Let \(y\) be another such solution. Then consider that

\[\begin{align*} &x^2 - y^2 \equiv a - a \equiv 0 \pmod p \\ \iff& (x - y)(x + y) \equiv 0 \pmod p \\ \iff& x - y \equiv 0 \pmod p \quad \text{or} \quad x + y \equiv 0 \pmod p \tag{1} \\ \iff& x \equiv y \pmod p \quad \text{or} \quad x \equiv -y \pmod p. \\ \end{align*}\]

Where (1) follows since \(p\) being prime implies \(\mathbb{Z}_p\) is a field implies that it has the zero product property since every division ring is a domain. In the case where \(p\) is not a prime, we can only conclude that any two solutions sum to or differ by a zero divisor.

Hence \(y\) is another solution if and only if it is \(-x\) or \(x\). Then consider (in the interest of showing that these are distinct)

\[\begin{align*} &x \equiv -x \pmod p \\ \iff& 2x \equiv 0 \pmod p \\ \iff& x \equiv 0 \pmod p \\ \end{align*}\]

where we once again apply the zero product property for this last step (or more primitively that \(p\) being odd implies that \(\mathrm{gcd}(2, p) = 1\) and hence we may multiply by \(a^{-1}\)).

Given that \(a \not\equiv 0 \pmod p\), we have that \(x \not\equiv 0 \pmod p\) once again from the zero product property applied to \(x \cdot x\).

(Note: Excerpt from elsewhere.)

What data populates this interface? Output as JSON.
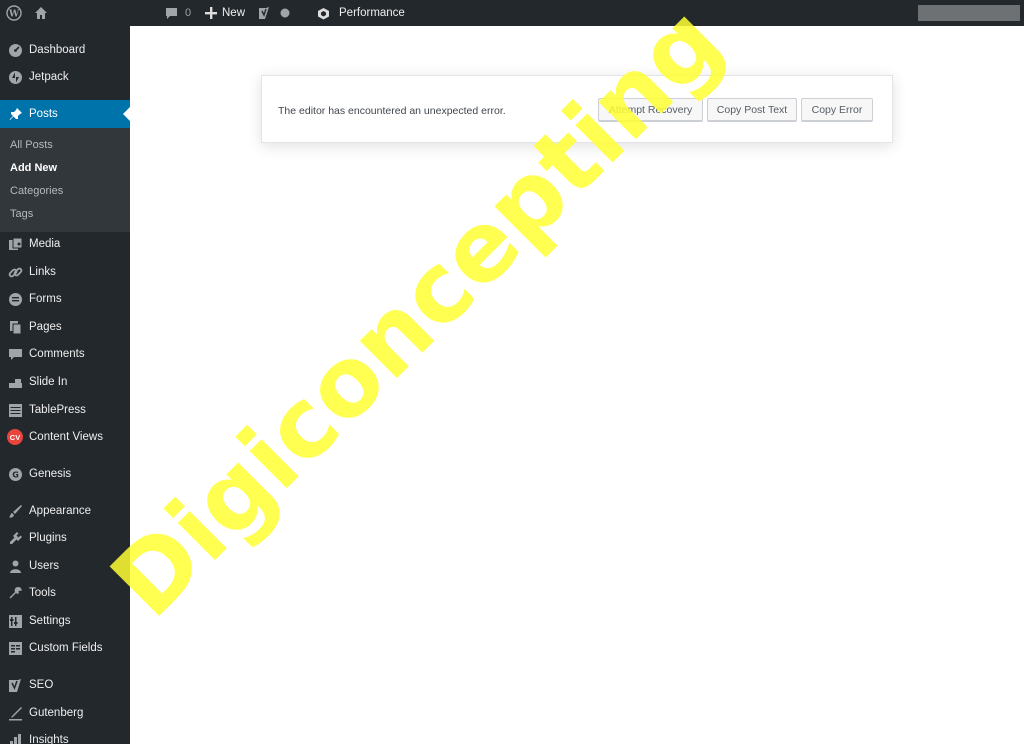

Then, from the above, this implies that \(-x \not\equiv x \pmod p\), so we have exactly two distinct solutions if any solutions exist.

We can also find a nice expression for the number of solutions to such an equation, with less restrictions on \(a\), however this result depends on Euler's criterion which the above is used to proof (for the proof in this vault).

Assuming we have this result now though, then we have the following corollary.

Corollary

Given an odd prime \(p\) and any integer \(a\), the equation:

\[ x^2 \equiv a \pmod p\]

has \(1 + a^{\frac{p - 1}{2}}\) solutions.

Non-Prime Modulus

Above it was shown that for a non-prime modulus the condition on square roots is that they sum to or differ by a zero divisor. Here is an explicit example showing that there may be more square roots in this case, and how they pair as described above.

Example

\[ x^2 \equiv 1 \pmod 8\]

has \(4\) solutions.

In this case we have that:

\[\begin{align*} &0^2 \equiv 0 \pmod 8 \\ &1^2 \equiv (-1)^2 \equiv 1 \pmod 8 \\ &2^2 \equiv (-2)^2 \equiv 4 \pmod 8 \\ &3^2 \equiv (-3)^2 \equiv 1 \pmod 8 \\ &4^2 \equiv (-4)^2 \equiv 0 \pmod 8 \\ \end{align*}\]

and hence the solutions are the residue classes of \(1\), \(-1\), \(3\) and \(-3\).

In the case of \(\mathbb{Z}_8\) we have zero divisors of \(0\), \(2\) and \(4\), and here:

\[ 1 + 3 = 4, \ 3 - 1 = 2 \quad \text{and} \quad 1 - 1 = 0.\]

Note that these pairs overlap, and the numbers are reused, which is why we don't get as strong of a condition as above for a composite modulus.